Wirtschaft : Schöne Bescherung beim Weihnachtsgeld

Wer einen Tarifvertrag hat, kann mit einer Zahlung rechnen – es gibt aber eine Tendenz zu Kürzungen

Alfons Frese

Berlin - Die meisten Beschäftigten können in diesem Jahr mit einem Weihnachtsgeld in Vorjahreshöhe rechnen. Das gilt zumindest für jene Arbeitnehmer, die nach Tarif bezahlt werden und für die es deshalb auch eine Weihnachtsgeldregelung im Tarifvertrag gibt. Wie das Wirtschafts- und Sozialwissenschaftliche Institut (WSI) des DGB ermittelt hat, bekommen Bankangestellte und Beschäftigte in der Süßwarenindustrie ein komplettes Monatsgehalt als Sonderzahlung zum Fest und stehen damit am besten da. Am anderen Ende der Skala sind die ostdeutschen Bauleute, für die es überhaupt kein Weihnachtsgeld gibt.
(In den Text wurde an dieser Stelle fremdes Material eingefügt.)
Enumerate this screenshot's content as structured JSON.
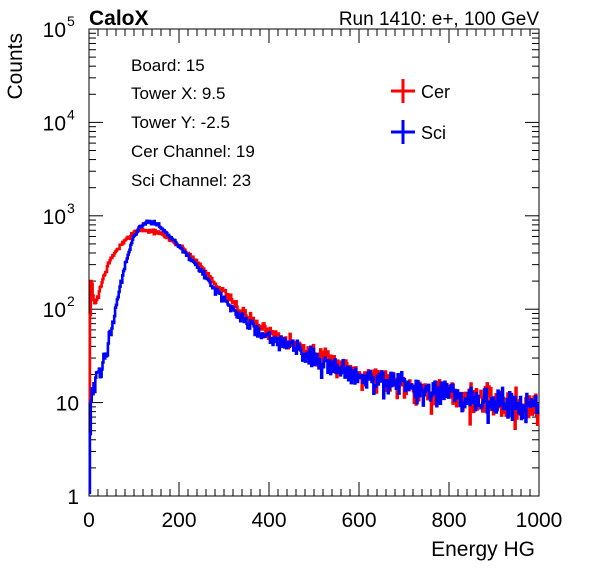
{
  "header": {
    "left_title": "CaloX",
    "right_title": "Run 1410: e+, 100 GeV"
  },
  "info_box": [
    "Board: 15",
    "Tower X: 9.5",
    "Tower Y: -2.5",
    "Cer Channel: 19",
    "Sci Channel: 23"
  ],
  "chart_data": {
    "type": "line",
    "title": "",
    "xlabel": "Energy HG",
    "ylabel": "Counts",
    "xlim": [
      0,
      1000
    ],
    "ylim": [
      1,
      100000
    ],
    "yscale": "log",
    "grid": false,
    "legend_position": "top-right",
    "x_ticks": [
      0,
      200,
      400,
      600,
      800,
      1000
    ],
    "x_tick_labels": [
      "0",
      "200",
      "400",
      "600",
      "800",
      "1000"
    ],
    "y_tick_labels": [
      {
        "value": 1,
        "base": "1",
        "exp": ""
      },
      {
        "value": 10,
        "base": "10",
        "exp": ""
      },
      {
        "value": 100,
        "base": "10",
        "exp": "2"
      },
      {
        "value": 1000,
        "base": "10",
        "exp": "3"
      },
      {
        "value": 10000,
        "base": "10",
        "exp": "4"
      },
      {
        "value": 100000,
        "base": "10",
        "exp": "5"
      }
    ],
    "series": [
      {
        "name": "Cer",
        "color": "#ff0000",
        "x": [
          0,
          4,
          8,
          12,
          20,
          30,
          40,
          50,
          60,
          70,
          80,
          90,
          100,
          110,
          120,
          130,
          140,
          150,
          160,
          170,
          180,
          200,
          220,
          240,
          260,
          280,
          300,
          320,
          340,
          360,
          380,
          400,
          420,
          440,
          460,
          480,
          500,
          520,
          540,
          560,
          580,
          600,
          620,
          640,
          660,
          680,
          700,
          720,
          740,
          760,
          780,
          800,
          820,
          840,
          860,
          880,
          900,
          920,
          940,
          960,
          980,
          1000
        ],
        "y": [
          3,
          250,
          150,
          110,
          140,
          200,
          280,
          350,
          420,
          480,
          530,
          600,
          680,
          700,
          710,
          690,
          680,
          670,
          640,
          600,
          560,
          480,
          400,
          320,
          250,
          190,
          150,
          118,
          95,
          78,
          66,
          58,
          52,
          47,
          42,
          38,
          34,
          30,
          27,
          25,
          23,
          21,
          20,
          19,
          18,
          17,
          16,
          15,
          14,
          13.5,
          13,
          12.5,
          12,
          11.5,
          11,
          11,
          10.5,
          10,
          10,
          9.5,
          9.5,
          9
        ]
      },
      {
        "name": "Sci",
        "color": "#0000ff",
        "x": [
          0,
          2,
          4,
          8,
          12,
          20,
          30,
          40,
          50,
          60,
          70,
          80,
          90,
          100,
          110,
          120,
          130,
          140,
          150,
          160,
          170,
          180,
          200,
          220,
          240,
          260,
          280,
          300,
          320,
          340,
          360,
          380,
          400,
          420,
          440,
          460,
          480,
          500,
          520,
          540,
          560,
          580,
          600,
          620,
          640,
          660,
          680,
          700,
          720,
          740,
          760,
          780,
          800,
          820,
          840,
          860,
          880,
          900,
          920,
          940,
          960,
          980,
          1000
        ],
        "y": [
          1,
          3,
          8,
          12,
          14,
          18,
          25,
          40,
          65,
          110,
          180,
          280,
          420,
          600,
          720,
          810,
          850,
          860,
          830,
          760,
          680,
          600,
          470,
          370,
          290,
          220,
          165,
          125,
          98,
          80,
          67,
          58,
          52,
          47,
          42,
          38,
          34,
          30,
          27,
          25,
          23,
          21,
          20,
          19,
          18,
          17,
          16,
          15,
          14,
          13.5,
          13,
          12.5,
          12,
          11.5,
          11,
          11,
          10.5,
          10,
          10,
          9.5,
          9.5,
          9,
          9
        ]
      }
    ]
  }
}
Sowohl in der chemischen Industrie als auch im Bankbereich kann die Höhe der Sonderzahlung variieren, und zwar zwischen 125 und 50 Prozent eines Monatseinkommens (Chemie) beziehungsweise 91 und 118 Prozent (Banken). Die genaue Höhe hängt dann schließlich vom Unternehmenserfolg ab. Ein variables Weihnachtsgeld kann sich inzwischen auch die IG Metall vorstellen. Metallerchef Jürgen Peters regte kürzlich einen „tariflichen Korridor“ an; die Betriebsparteien könnten sich dann, je nach Ertragslage der Firma, auf eine bestimmte Größe im Rahmen eines Korridors einigen, den die Tarifparteien vorgeben. Zurzeit liegt die Sonderzahlung für die Metaller bei 55 Prozent (Westen) und 50 Prozent (Osten).

„In der Tendenz gibt es eine wachsende Zahl von Tarifbereichen, in denen das Weihnachtsgeld gekürzt werden kann“, sagt WSI-Tarifexperte Reinhard Bispinck. In der westdeutschen Bauwirtschaft, in Druckereien und dem Gaststätten- und Hotelgewerbe kann zum Beispiel das tarifliche Weihnachtsgeld unter bestimmten Umständen gekürzt werden. Eine Öffnung des Tarifvertrags zum Zwecke der Kürzung respektive Einsparung wünscht sich auch der Einzelhandel, der zum Beispiel in Berlin derzeit darüber verhandelt. Abgesehen davon wird in den wichtigsten Berliner Wirtschaftszweigen nach Angaben des DGB das tarifliche Weihnachtsgeld in diesem Jahr gezahlt. Zum Teil allerdings mit Unterschieden zwischen Ost und West, wie etwa im Einzelhandel: Im Westteil Berlins gibt es 62,5 Prozent, im Ostteil 52,5 Prozent.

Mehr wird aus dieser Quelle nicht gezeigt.